Vem isto a propósito do último romance que li, A Capitoa, de João Paulo Oliveira e Costa. Quando a aposentação me permitiu dispor de tempo para ler muitos livros que as obrigações académicas me tinham obrigado a deixar de lado, uma das obras a que deitei mão foi à História dos Açores. Do Descobrimento ao Século XX (MATOS, Artur Teodoro de; MENESES, Avelino de Freitas de; LEITE, José Guilherme Reis (direção Científica). I e II Volumes. Angra do Heroísmo: Instituto Açoriano de Cultura, 2008). Como não podia deixar de ser, aprendi imenso sobre os Açores, nomeadamente sobre a sua descoberta, o seu povoamento e toda a história que se lhe seguiu. Fiquei, portanto, informado sobre os séculos XV e XVI açorianos, mas uma informação em estilo historiográfico, muito diferente da que se colhe em A Capitoa, que Oliveira e Costa, logo na capa do livro sublinha ser um “Romance Histórico”. Enquanto o texto da História dos Açores nos fornece um conhecimento seco da época do descobrimento das ilhas, do seu povoamento e desenvolvimento posterior, o texto do romance põe-nos a ver os povoadores, os seus continuadores e as suas atividades na concretude de seres humanos de carne e osso, nas suas relações consigo mesmos e com os outros, de modo que parece estarmos na época a assistir à vida vivida nas ilhas. Esta sensação do leitor deve-se ao facto de o autor do livro ser um eminente historiador, professor catedrático do Departamento de História da Universidade Nova de Lisboa, com larga produção no campo da História, concretamente sobre a época em que decorre a ação do romance; para constatar o que acabo de dizer, basta consultar o seu currículo. Além disso, João Paulo Oliveira e Costa foi diretor do CHAM (Centro de História d’Aquém e d’Além Mar), integrado na Universidade Nova de Lisboa e na Universidade dos Açores e que, por sua vez, integra o Centro de Humanidades da Universidade dos Açores, pelo que, nas suas palavras, teve “a necessidade profissional (ou a desculpa) para visitar várias vezes por ano a região” (p. 13), o que lhe permitiu conhecer profundamente os Açores e a sua história.
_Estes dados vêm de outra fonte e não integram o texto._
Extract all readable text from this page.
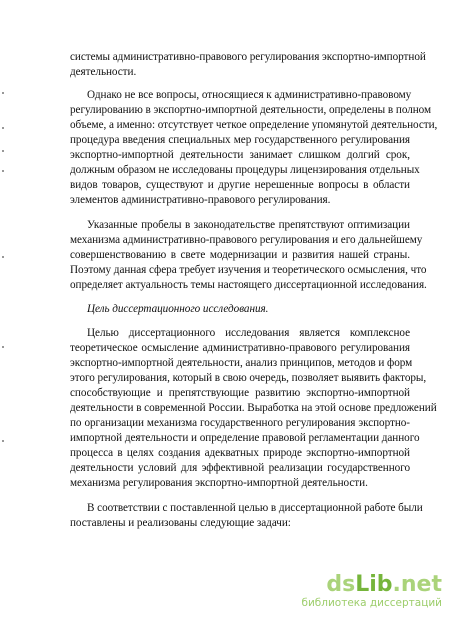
системы административно-правового регулирования экспортно-импортной
деятельности.
Однако не все вопросы, относящиеся к административно-правовому
регулированию в экспортно-импортной деятельности, определены в полном
объеме, а именно: отсутствует четкое определение упомянутой деятельности,
процедура введения специальных мер государственного регулирования
экспортно-импортной деятельности занимает слишком долгий срок,
должным образом не исследованы процедуры лицензирования отдельных
видов товаров, существуют и другие нерешенные вопросы в области
элементов административно-правового регулирования.
Указанные пробелы в законодательстве препятствуют оптимизации
механизма административно-правового регулирования и его дальнейшему
совершенствованию в свете модернизации и развития нашей страны.
Поэтому данная сфера требует изучения и теоретического осмысления, что
определяет актуальность темы настоящего диссертационной исследования.
Цель диссертационного исследования.
Целью диссертационного исследования является комплексное
теоретическое осмысление административно-правового регулирования
экспортно-импортной деятельности, анализ принципов, методов и форм
этого регулирования, который в свою очередь, позволяет выявить факторы,
способствующие и препятствующие развитию экспортно-импортной
деятельности в современной России. Выработка на этой основе предложений
по организации механизма государственного регулирования экспортно-
импортной деятельности и определение правовой регламентации данного
процесса в целях создания адекватных природе экспортно-импортной
деятельности условий для эффективной реализации государственного
механизма регулирования экспортно-импортной деятельности.
В соответствии с поставленной целью в диссертационной работе были
поставлены и реализованы следующие задачи:
dsLib.net
библиотека диссертаций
Na “Nota Explicativa” (pp. 395-398), o historiador romancista informa quais das personagens do romance que tiveram existência histórica - D. Brites de Macedo, a capitoa, o seu marido e o seu filho, os dois primeiros capitães donatários do Faial e do Pico, e o bispo D. Fradique – e que foi buscar às Saudades da Terra, de Gaspar Frutuoso, “as informações sobre as desventuras dos filhos de segundo capitão”. Todas as restantes personagens, diz Oliveira e Costa, são ficcionais, embora se tenha de reconhecer que se apresentam ao leitor com uma tal consistência que poderiam ter existido de facto, tal é o realismo de que estão revestidas. À maneira que se avança no romance, fica-se com a sensação de estar na Vila da Horta a assistir à vida dos primeiros povoadores e seus descendentes e às histórias que ouvem e contam, numa ilha em cujo porto atracam embarcações portuguesas e de outros países e regiões.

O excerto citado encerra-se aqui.